In 2008, he started investigations on applications of algebraic topology, stochastic geometry and point processes theories to the design and performance evaluation of wireless systems. Since then, his current investigations address mainly two issues:
1. The conception of distributed algorithms for identification and localization of holes in an abstract topological space and their applications in wireless networks. These algorithms can be applied to solve different problems. For example they can be used to address the issue of coverage holes detection and localization in a wireless network. They can also be derived to solve the problems such as energy saving in wireless systems, taking into account coverage and traffic constraints.
2. The definition of analytical models for the planning and the dimensioning of cellular systems.

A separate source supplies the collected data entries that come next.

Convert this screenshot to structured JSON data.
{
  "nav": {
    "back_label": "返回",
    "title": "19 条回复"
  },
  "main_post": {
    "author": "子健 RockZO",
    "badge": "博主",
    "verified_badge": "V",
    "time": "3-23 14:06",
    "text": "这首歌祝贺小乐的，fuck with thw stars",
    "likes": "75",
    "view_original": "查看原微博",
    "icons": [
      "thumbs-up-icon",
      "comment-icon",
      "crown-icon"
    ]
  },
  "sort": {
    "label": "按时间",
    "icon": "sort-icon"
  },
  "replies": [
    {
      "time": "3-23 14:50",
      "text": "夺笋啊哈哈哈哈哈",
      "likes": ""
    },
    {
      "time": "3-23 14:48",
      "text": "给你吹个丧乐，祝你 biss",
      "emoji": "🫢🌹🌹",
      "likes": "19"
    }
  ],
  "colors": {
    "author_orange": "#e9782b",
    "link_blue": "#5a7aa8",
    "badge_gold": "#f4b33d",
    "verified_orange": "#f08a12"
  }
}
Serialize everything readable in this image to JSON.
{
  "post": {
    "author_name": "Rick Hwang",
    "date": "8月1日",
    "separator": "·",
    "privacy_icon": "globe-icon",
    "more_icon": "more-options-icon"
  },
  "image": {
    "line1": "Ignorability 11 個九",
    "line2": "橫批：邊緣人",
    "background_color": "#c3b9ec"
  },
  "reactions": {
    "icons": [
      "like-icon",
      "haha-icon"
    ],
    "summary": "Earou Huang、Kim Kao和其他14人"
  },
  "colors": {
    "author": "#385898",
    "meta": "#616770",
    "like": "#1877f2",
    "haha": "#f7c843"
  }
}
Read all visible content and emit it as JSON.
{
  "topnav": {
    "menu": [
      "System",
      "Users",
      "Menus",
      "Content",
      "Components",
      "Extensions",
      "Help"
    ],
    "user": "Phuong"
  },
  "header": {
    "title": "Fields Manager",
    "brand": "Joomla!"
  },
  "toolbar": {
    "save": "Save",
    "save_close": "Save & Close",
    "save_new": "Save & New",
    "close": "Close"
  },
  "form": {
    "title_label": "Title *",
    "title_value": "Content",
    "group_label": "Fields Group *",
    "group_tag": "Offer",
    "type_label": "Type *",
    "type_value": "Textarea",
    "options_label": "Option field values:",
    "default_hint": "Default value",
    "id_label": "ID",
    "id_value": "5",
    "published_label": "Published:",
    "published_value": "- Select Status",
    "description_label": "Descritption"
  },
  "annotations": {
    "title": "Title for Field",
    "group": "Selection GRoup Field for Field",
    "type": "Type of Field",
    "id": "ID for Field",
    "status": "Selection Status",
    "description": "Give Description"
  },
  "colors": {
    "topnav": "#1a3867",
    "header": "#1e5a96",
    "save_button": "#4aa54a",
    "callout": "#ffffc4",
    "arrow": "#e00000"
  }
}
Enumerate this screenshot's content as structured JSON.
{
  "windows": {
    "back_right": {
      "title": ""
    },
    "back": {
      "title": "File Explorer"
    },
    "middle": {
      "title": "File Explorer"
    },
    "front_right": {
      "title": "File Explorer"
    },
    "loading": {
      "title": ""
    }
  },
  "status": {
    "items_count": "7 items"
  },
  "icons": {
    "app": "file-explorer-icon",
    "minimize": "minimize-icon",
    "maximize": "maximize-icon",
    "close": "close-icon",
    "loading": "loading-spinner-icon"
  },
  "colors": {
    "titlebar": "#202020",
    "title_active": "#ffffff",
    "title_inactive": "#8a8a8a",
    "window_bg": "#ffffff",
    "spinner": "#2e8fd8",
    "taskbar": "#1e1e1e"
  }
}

These models have been applied to compute analytically the number of resources required in an OFDMA network subject to traffic and radio quality constraints. Different methods have been developed. The first one proposes an upper bound of the outage probability in terms of number resource blocks required. That upper bound is obtained by using concentration inequalities. It is robust against lack of knowledge on some system parameters (propagation model parameters, user traffic constraints) but can be coarse in some situations. A second method relying on Edgeworth expansions has also been proposed. It provides an approximation of the outage probability with an upper bound of the error. Such an approximation is very accurate but is very sensitive and thus requires a good knowledge of system parameters values.
In 2008/2009, He did a sabbatical stay at NCRL (National mobile Communication Research Laboratory), in Nanjing, SEU (东南大学）for one year. He worked on cognitive radio capacity and Wireless sensor network dimensioning.